Tuesday, October 11, 2011

the winner



she showed them her signed ticket. now it's up to them.

after they contact her she'll know for sure, she'll believe. like when the carnival comes to town and the huckster manning the toss-the-ball-in-the-hoop on the midway cries out and beckons her to step right up young lady and take a chance (calling her young lady when it's a lie). you never know what you're gonna get, if the prize is even real—if you even win anything at all—until you've got it in your hand.

but before she can begin to realize how her life's gonna take a sharp turn, before the phone rings and things get crazy and all hell breaks loose, she's just minding her own business, slowly drinking a cup of tea and looking for some peace and quiet. it's been a long day at work and she's attempting to quell the first signs of a headache. her feet are propped up on the coffee table and she's leaning back on the couch watching dabs of late afternoon sun streaking through the windows and over the potted plants making pretty stippled patterns along the carpet and across the dog's sleeping head propped on the violin case.

then ring, ring, bingo! you're the confirmed winner and now the damn lawyers and accountants and smooth talkers and she's un-listing and unplugging, having to fend off the hacking into and the fishing for and the spam-o-rama and how did they get my cell phone number anyway? she has no idea about the way this works and the images in her mind are loud and disturbing.

in those first moments, when she's still her ordinary self with mountains of bills and laundry and cobwebs and weeds, and life is still quiet and small, the surprise and disbelief make her heart drum and her head zing forcing her to cross her legs in order to not pee her pants. she's a giddy little girl again. she has never won anything—not a thing! not even a stuffed animal!—in her life. the man is telling her the amount of her prize—millions and millions and millions—and she's too amazed to speak. she can only nod stupidly at the telephone, tears streaming down her face, thinking this can't be real, this can't be real, i'm dreaming.
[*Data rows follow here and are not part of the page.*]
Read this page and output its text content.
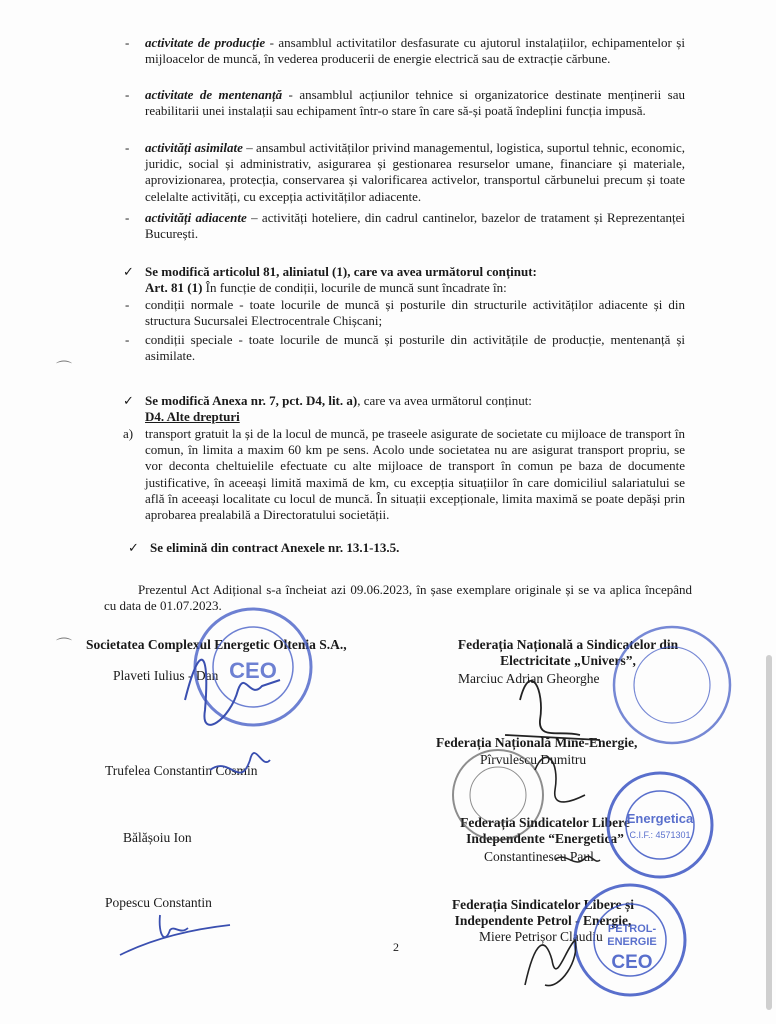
- activitate de producție - ansamblul activitatilor desfasurate cu ajutorul instalațiilor, echipamentelor și mijloacelor de muncă, în vederea producerii de energie electrică sau de extracție cărbune.
- activitate de mentenanță - ansamblul acțiunilor tehnice si organizatorice destinate menținerii sau reabilitarii unei instalații sau echipament într-o stare în care să-și poată îndeplini funcția impusă.
- activități asimilate – ansambul activităților privind managementul, logistica, suportul tehnic, economic, juridic, social și administrativ, asigurarea și gestionarea resurselor umane, financiare și materiale, aprovizionarea, protecția, conservarea și valorificarea activelor, transportul cărbunelui precum și toate celelalte activități, cu excepția activităților adiacente.
- activități adiacente – activități hoteliere, din cadrul cantinelor, bazelor de tratament și Reprezentanței București.
✓ Se modifică articolul 81, aliniatul (1), care va avea următorul conținut:
Art. 81 (1) În funcție de condiții, locurile de muncă sunt încadrate în:
- condiții normale - toate locurile de muncă și posturile din structurile activităților adiacente și din structura Sucursalei Electrocentrale Chișcani;
- condiții speciale - toate locurile de muncă și posturile din activitățile de producție, mentenanță și asimilate.
⌒
✓ Se modifică Anexa nr. 7, pct. D4, lit. a), care va avea următorul conținut:
D4. Alte drepturi
a) transport gratuit la și de la locul de muncă, pe traseele asigurate de societate cu mijloace de transport în comun, în limita a maxim 60 km pe sens. Acolo unde societatea nu are asigurat transport propriu, se vor deconta cheltuielile efectuate cu alte mijloace de transport în comun pe baza de documente justificative, în aceeași limită maximă de km, cu excepția situațiilor în care domiciliul salariatului se află în aceeași localitate cu locul de muncă. În situații excepționale, limita maximă se poate depăși prin aprobarea prealabilă a Directoratului societății.
✓ Se elimină din contract Anexele nr. 13.1-13.5.
Prezentul Act Adițional s-a încheiat azi 09.06.2023, în șase exemplare originale și se va aplica începând cu data de 01.07.2023.
Societatea Complexul Energetic Oltenia S.A.,
⌒
Plaveti Iulius - Dan
Trufelea Constantin Cosmin
Bălășoiu Ion
Popescu Constantin
Federația Națională a Sindicatelor din Electricitate „Univers”,
Marciuc Adrian Gheorghe
Federația Națională Mine-Energie,
Pîrvulescu Dumitru
Federația Sindicatelor Libere Independente “Energetica”
Constantinescu Paul
Federația Sindicatelor Libere și Independente Petrol - Energie,
Miere Petrișor Claudiu
CEO
Energetica
C.I.F.: 4571301
PETROL-
ENERGIE
CEO
2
at last she is able to speak again and the man on the other end is pleased he's not talking to an idiot but to a perfectly nice, intelligent lady who is asking all the right questions. she, who occupies that shady, tree-lined avenue called the middle age, that residence constructed of cement solid routines and extra calcium, at long last knows what she's got. the unknown has been revealed.

suddenly her life is all about pens and plans and secrets.

as she eyes the pen in her hand, rocketing words blast her with sign on the dotted line, ma'am. wanna go for a beer, a martini, wanna be a member of this club, a co-chair of that committee, what are you gonna do with all the money, honey, all those new best friends? that's it. sign there. right on that line there. 

she signs on the line of freedom.

in the end starts a foundation to help women and children in war-torn lands. then she buys a remote island where no one will find her, builds some bungalows, fills up her yacht with her buddies and her dogs and speeds down toward grand cayman and her secret hideaway. her plan is to become small again, tiny and hushed, like the grains of beach sand under her feet that disappear when the tide rolls in.